Publié le 11 Décembre 2023

Créateurs de liens

L’Institut de la Sociodynamique organisait le 25 novembre dernier son Campus de l’Innovation Managériale, un événement bisannuel consacré à l’actualité des pratiques managériales, et bien entendu avec un prisme « sociodynamique » : des principes consacrés à l’animation des communautés humaines, dans l’entreprise mais aussi plus largement, dans leurs « écosystèmes ».

Ce qui m’a frappé, c’est l’affirmation de la nécessité, et souvent de la volonté, de créer des liens, ou de les renforcer.

 

La multitude de conférences et d’ateliers (une quarantaine) offraient beaucoup de points d’application différents. Et il n’était pas possible de participer à tous… alors ce point de vue n’est bien sûr que partiel.

 

Des liens pour se transformer

Alors il y a bien sûr les entreprises. Avec des contextes et des « cibles » divers.

Les contextes de transformation, notamment. Et parce que l’incertitude est le lot de toutes les entreprises (celles qui le nient mentent, à elles-mêmes et aux autres), les décisions sont toujours prises sans pouvoir être certains qu’elles sont « les bonnes ».

La prise de décision sera bien sûr toujours un grand moment de solitude – en particulier si les conséquences sont négatives -. Mais des pratiques qui privilégient le lien, la relation, permettent à la fois de les fiabiliser et d’en réduire les risques.

Car pour conduire à la prise de décision finale, les processus de dialogue, de consultation voire de concertation ont deux bénéfices :

  • Ils permettent aux décideurs de nourrir leur réflexion – dès lors qu’ils ne cherchent pas seulement des confirmations, mais ont une sincère capacité d’écoute et à la remise en cause – avec des expertises, des angles de vue, des sensibilités différentes… Autant de diversités qui permettront de nourrir des « intuitions » à défaut de certitudes. Et aussi de se préparer à la suite ;
  • Car c’est le deuxième bénéfice des démarches collectives qui doivent accompagner la prise de décision : aider à identifier les réactions futures aux décisions prises, individuelles et collectives. Des réactions qui émergeront et feront vivre la « mise en œuvre ».

 

Pour cela, la sociodynamique est un outil puissant.
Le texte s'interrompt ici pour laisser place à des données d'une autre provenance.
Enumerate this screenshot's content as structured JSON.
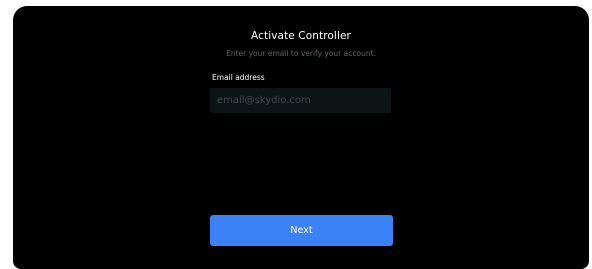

Car elle permet de construire des « cartes de partenaires » - pour piloter la mobilisation des acteurs à tous les moments du projet.

Et des « stratégies des alliés » - des stratégies de conduite des transformations par la mobilisation des acteurs, qui font le choix des synergies, pour dépasser les antagonismes et mobiliser le plus grand nombre afin de maîtriser les risques et accroître les bénéfices.

Car parce qu’ils auront été associés le plus en amont possible – et pas seulement dans une phase de « communication », les bénéficiaires des projets de transformation auront pu se les approprier, en leur apportant des conditions d’adhésion mais aussi des propositions et des contributions, des déclinaisons et des enrichissements.

Ainsi, ils deviendront acteurs de la mise en œuvre, démultipliant ainsi les énergies et les compétences des porteurs du projet.

Et cette approche « contributive » a également une conséquence sur la conduite de projet. Une conséquence que la multiplication des projets « agiles », dans le monde des projets numériques mais pas seulement, favorise depuis quelques années, avec des logiques de « sprint », ou de « Minimum Viable Product ». Une conduite de projets moderne, en phase avec les pratiques et les perceptions de notre monde interconnecté, et de notre goût de l’immédiat – même si on peut parfois s’en attrister.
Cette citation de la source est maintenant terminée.